Francisco, you mentioned that your introduction to performance art took place outside of academic frameworks. Of course, now you, like Johanna, have ties to the academe. I wanted to talk with you a little more about that specific institutional framework. How does your relationship to pedagogy influence your curatorial practice? Do you have any concerns about dynamics of access and inclusion regarding the university as a space for performance art? And since we’ve discussed the importance of maintaining criticality when working within the art gallery or museum, would you say the same of the university?

FFG: For me, part of the impetus for being in the collective has to do with helping maintain the space that 7a*11d has carved out in the cultural ecology of the city, the country, and in the international performance art community. As a teacher, as somebody involved in mentoring younger artists, I want there to be spaces that support live, experimental, alternative practices, and that create connections between local practices and those happening in other places. And not just New York, Berlin, or some of the other common references that tend to dominate in art school curricula. The academe is one dimension of the artworld, and it has certainly become much more important in terms of forming artists and giving us a context, but it cannot be the only arena. In order for artistic pedagogical institutions to remain responsible to the public sphere, they need to be in touch with what is happening in communities outside the academe.

To turn briefly to the immediately political – shortly after November’s American election, Christian Viveros-Fauné wrote in Momus:

As a group that profoundly values free expression and also prizes difference and inclusivity, the artworld will, at long last, have to concern itself with more than the financial consequences of this presidential candidate’s victory on the stock and auction markets … It will also need to properly prepare for what is sure to be a forthcoming culture war the likes of which this country has never seen.

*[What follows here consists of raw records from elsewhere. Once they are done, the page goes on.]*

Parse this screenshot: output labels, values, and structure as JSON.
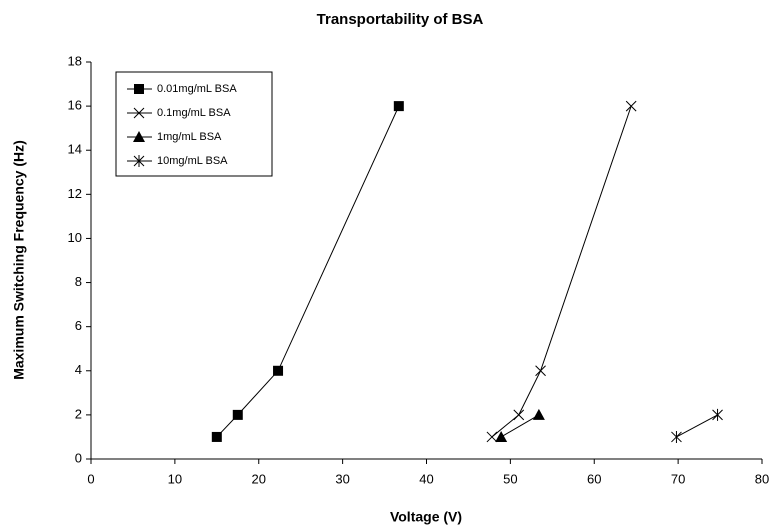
{
  "chart_data": {
    "type": "line",
    "title": "Transportability of BSA",
    "x_label": "Voltage (V)",
    "y_label": "Maximum Switching Frequency (Hz)",
    "xlim": [
      0,
      80
    ],
    "xticks": [
      0,
      10,
      20,
      30,
      40,
      50,
      60,
      70,
      80
    ],
    "ylim": [
      0,
      18
    ],
    "yticks": [
      0,
      2,
      4,
      6,
      8,
      10,
      12,
      14,
      16,
      18
    ],
    "grid": false,
    "legend": "upper left",
    "series": [
      {
        "name": "0.01mg/mL BSA",
        "color": "#000000",
        "marker": "square",
        "x": [
          15,
          17.5,
          22.3,
          36.7
        ],
        "values": [
          1,
          2,
          4,
          16
        ]
      },
      {
        "name": "0.1mg/mL BSA",
        "color": "#000000",
        "marker": "x",
        "x": [
          47.8,
          51,
          53.6,
          64.4
        ],
        "values": [
          1,
          2,
          4,
          16
        ]
      },
      {
        "name": "1mg/mL BSA",
        "color": "#000000",
        "marker": "triangle",
        "x": [
          48.9,
          53.4
        ],
        "values": [
          1,
          2
        ]
      },
      {
        "name": "10mg/mL BSA",
        "color": "#000000",
        "marker": "star",
        "x": [
          69.8,
          74.7
        ],
        "values": [
          1,
          2
        ]
      }
    ]
  }
}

Of course, we have seen culture wars before, and indeed, in the ‘80s and ‘90s, performance art was at the center of these conflicts. In a similar vein, I want to follow-up on our discussion about the increased visibility and popularity of performance art today. What does the rising cultural presence of performance art mean in a moment of increasing conservatism in global politics? And what challenges and potentials do you see for the field in the precarious, and frankly very frightening political terrain we’re currently facing?

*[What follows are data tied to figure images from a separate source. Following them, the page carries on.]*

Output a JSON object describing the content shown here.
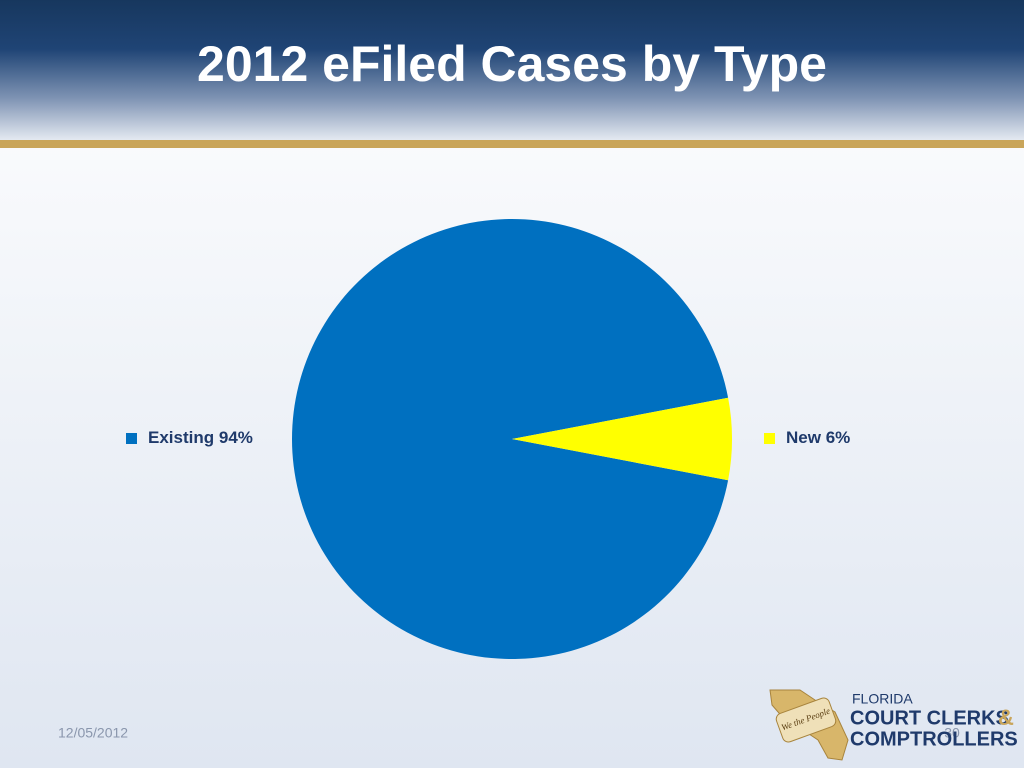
{
  "chart_data": {
    "type": "pie",
    "title": "2012 eFiled Cases by Type",
    "categories": [
      "Existing",
      "New"
    ],
    "values": [
      94,
      6
    ],
    "value_labels": [
      "94%",
      "6%"
    ],
    "colors": [
      "#0070c0",
      "#ffff00"
    ]
  },
  "footer": {
    "date": "12/05/2012",
    "slide_number": "30"
  },
  "logo": {
    "line1": "FLORIDA",
    "line2": "COURT CLERKS",
    "ampersand": "&",
    "line3": "COMPTROLLERS",
    "seal": "We the People"
  }
}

FFG: Performance has played and continues to play a crucial role in expanding the aesthetic field into a place where art can be used as an explicitly political tool. I think the culture wars of the ‘80s and ‘90s will offer up many lessons and cues as we in North America attempt to resist and contain the effects of what is to come. But the bringing-together of art and politics cuts both ways. It’s important not to turn this recent history that emerged as a contextual response to very specific political conditions (neo-conservatism, the AIDS Crisis, US intervention in Central America and other places in the world) into a canon that gets formalized as a set of easy-to-use conventions. Performance art is not an innocent form, [and] it’s not just the hero of the culture wars. Let’s remember that during the US primaries Michael Moore called Donald Trump a performance artist.

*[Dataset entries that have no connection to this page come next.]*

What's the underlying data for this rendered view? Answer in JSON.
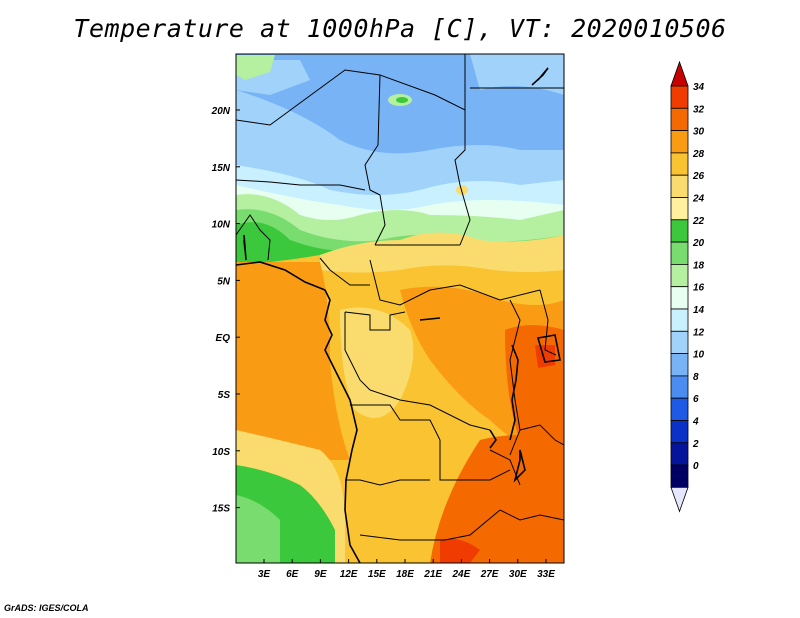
{
  "title": "Temperature at 1000hPa [C], VT: 2020010506",
  "credit": "GrADS: IGES/COLA",
  "lat_labels": [
    "20N",
    "15N",
    "10N",
    "5N",
    "EQ",
    "5S",
    "10S",
    "15S"
  ],
  "lon_labels": [
    "3E",
    "6E",
    "9E",
    "12E",
    "15E",
    "18E",
    "21E",
    "24E",
    "27E",
    "30E",
    "33E"
  ],
  "colorbar": {
    "labels": [
      "34",
      "32",
      "30",
      "28",
      "26",
      "24",
      "22",
      "20",
      "18",
      "16",
      "14",
      "12",
      "10",
      "8",
      "6",
      "4",
      "2",
      "0"
    ],
    "colors": [
      "#c80000",
      "#f03c00",
      "#f56a00",
      "#fa9b14",
      "#fac332",
      "#fadc6e",
      "#fff0a0",
      "#3cc83c",
      "#78dc6e",
      "#b4f0a0",
      "#e6fff0",
      "#c8f0ff",
      "#a0d2fa",
      "#78b4f5",
      "#4b8cf0",
      "#1e5ae6",
      "#0a32c8",
      "#05149b",
      "#000064",
      "#e6e6ff"
    ]
  },
  "map_colors": {
    "sahara_blue": "#78b4f5",
    "sahara_light": "#a0d2fa",
    "sahel_cyan": "#c8f0ff",
    "green_belt": "#3cc83c",
    "light_green": "#78dc6e",
    "gulf_orange": "#fa9b14",
    "basin_yellow": "#fac332",
    "east_orange": "#f56a00"
  }
}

We as performance artists need to think about this characterization seriously, not just dismiss it. What is it about performance art that has allowed it to become not just a counter-cultural form, but also an accomplice of spectacle culture? We are caught in this conundrum as we go forward into this precarious time, and perhaps the only way to work through it is to continue to experiment, to think as we move, to figure out how to respond critically to a set of social and political circumstances many of us fear. It may be performance, but it may be something else, something we do not have a name for yet.